The World Health Organisation states new figures of nearly 200 new deaths recorded in one day. They also warned as many as 20,000 people could be infected before the outbreak is over.
The outbreak in Liberia that is a matter of grave concern. The country is home to more than half of the epidemic's deaths (1,578) and nearly half of all cases (3,022).
The WHO declared that cases are "increasing exponentially" in the country, where "the demands of the Ebola outbreak have completely outstripped the government's and partners' capacity to respond," thus making the situation unsustainable and unmanageable.
Liberian President Ellen Johnson Sirleaf’s sent a desperate letter to President Barack Obama, appealing the U.S. government to take a more aggressive policy to combat this deadly epidemic, stated the situation in clear terms, “Without help from your government,” she wrote, “we will lose this battle against Ebola.”

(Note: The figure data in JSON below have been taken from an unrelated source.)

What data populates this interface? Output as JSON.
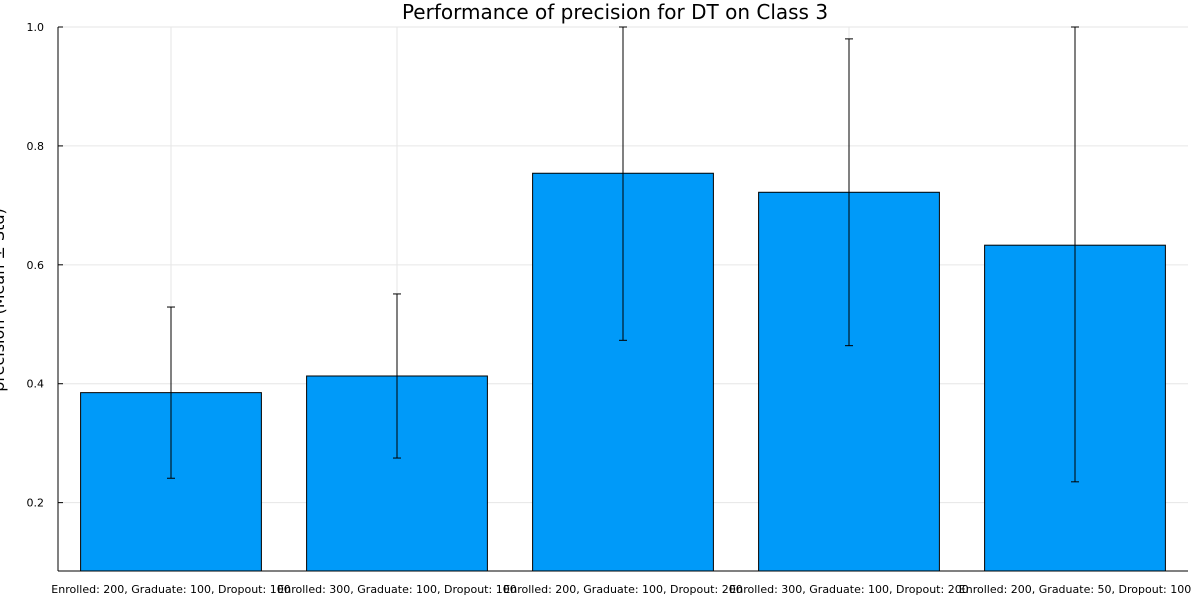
{
  "chart_data": {
    "type": "bar",
    "title": "Performance of precision for DT on Class 3",
    "xlabel": "",
    "ylabel": "precision (Mean ± Std)",
    "categories": [
      "Enrolled: 200, Graduate: 100, Dropout: 100",
      "Enrolled: 300, Graduate: 100, Dropout: 100",
      "Enrolled: 200, Graduate: 100, Dropout: 200",
      "Enrolled: 300, Graduate: 100, Dropout: 200",
      "Enrolled: 200, Graduate: 50, Dropout: 100"
    ],
    "series": [
      {
        "values": [
          0.385,
          0.413,
          0.754,
          0.722,
          0.633
        ],
        "error": [
          0.144,
          0.138,
          0.281,
          0.258,
          0.398
        ]
      }
    ],
    "ylim": [
      0.085,
      1.0
    ],
    "yticks": [
      0.2,
      0.4,
      0.6,
      0.8,
      1.0
    ],
    "grid": true,
    "legend": "none",
    "colors": {
      "bar": "#009af9",
      "error": "#000000"
    }
  }
}
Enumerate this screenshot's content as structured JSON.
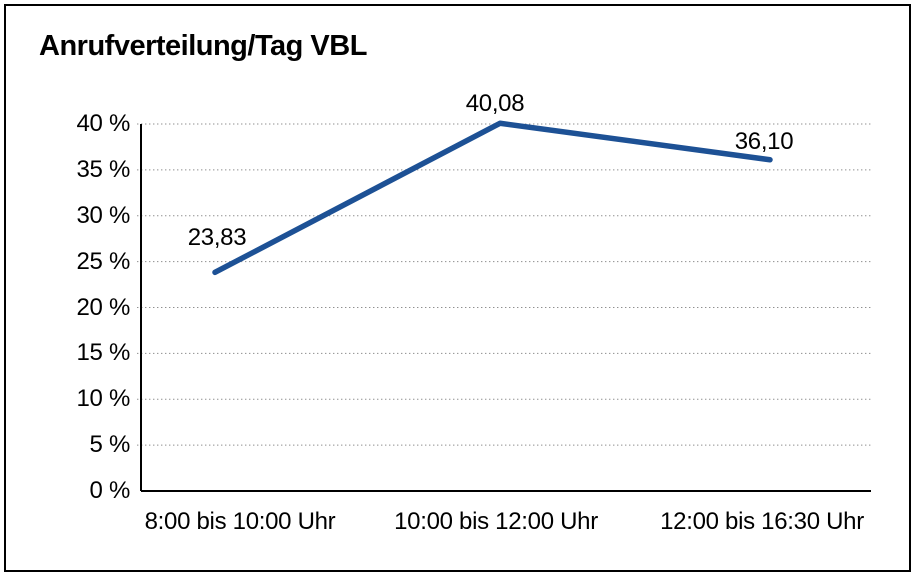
{
  "title": "Anrufverteilung/Tag VBL",
  "chart_data": {
    "type": "line",
    "title": "Anrufverteilung/Tag VBL",
    "categories": [
      "8:00 bis 10:00 Uhr",
      "10:00 bis 12:00 Uhr",
      "12:00 bis 16:30 Uhr"
    ],
    "series": [
      {
        "name": "Anrufverteilung/Tag VBL",
        "values": [
          23.83,
          40.08,
          36.1
        ],
        "color": "#1d5195"
      }
    ],
    "data_labels": [
      "23,83",
      "40,08",
      "36,10"
    ],
    "ylim": [
      0,
      40
    ],
    "ytick_step": 5,
    "ytick_labels": [
      "0 %",
      "5 %",
      "10 %",
      "15 %",
      "20 %",
      "25 %",
      "30 %",
      "35 %",
      "40 %"
    ],
    "xlabel": "",
    "ylabel": "",
    "grid": "horizontal-dotted",
    "gridline_color": "#8f8f8f",
    "axis_color": "#000000",
    "text_color": "#000000",
    "background_color": "#ffffff",
    "border_color": "#000000",
    "legend": "none"
  }
}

As a result United States President Barack Obama announced plans to deploy 3,000 US troops in Ebola-hit Liberia to help fight against the outbreak. Obama pledged that the US will step up its effort in the fight against the outbreak and ‘lead’ the global battle against the West African epidemic.
Dr Cesar Chelala told the Epoch Times that sending the troops could have a detrimental effect on African countries and medical assistance would be more beneficial:
“The United States has promised technical help, its sending troops can be seen as interference in other countries’ security affairs, in a region of the world, which is particularly sensitive to these issues. Bringing military personnel is not the best way to build confidence in the countries most affected by the infection. Doctors and nurses are most needed, in addition to other personnel in charge of education and communication issues.”
Chelala also said that, “the United States needs to coordinate its response with countries that have promised to send health workers.”
It seems his plea was answered. The European Union has pledged €140 million to reinforce the fight against Ebola in West Africa.
According to Rte "We will work together to coordinate the aid effort," Beatrice Lorenzin said as EU health ministers met in Milan.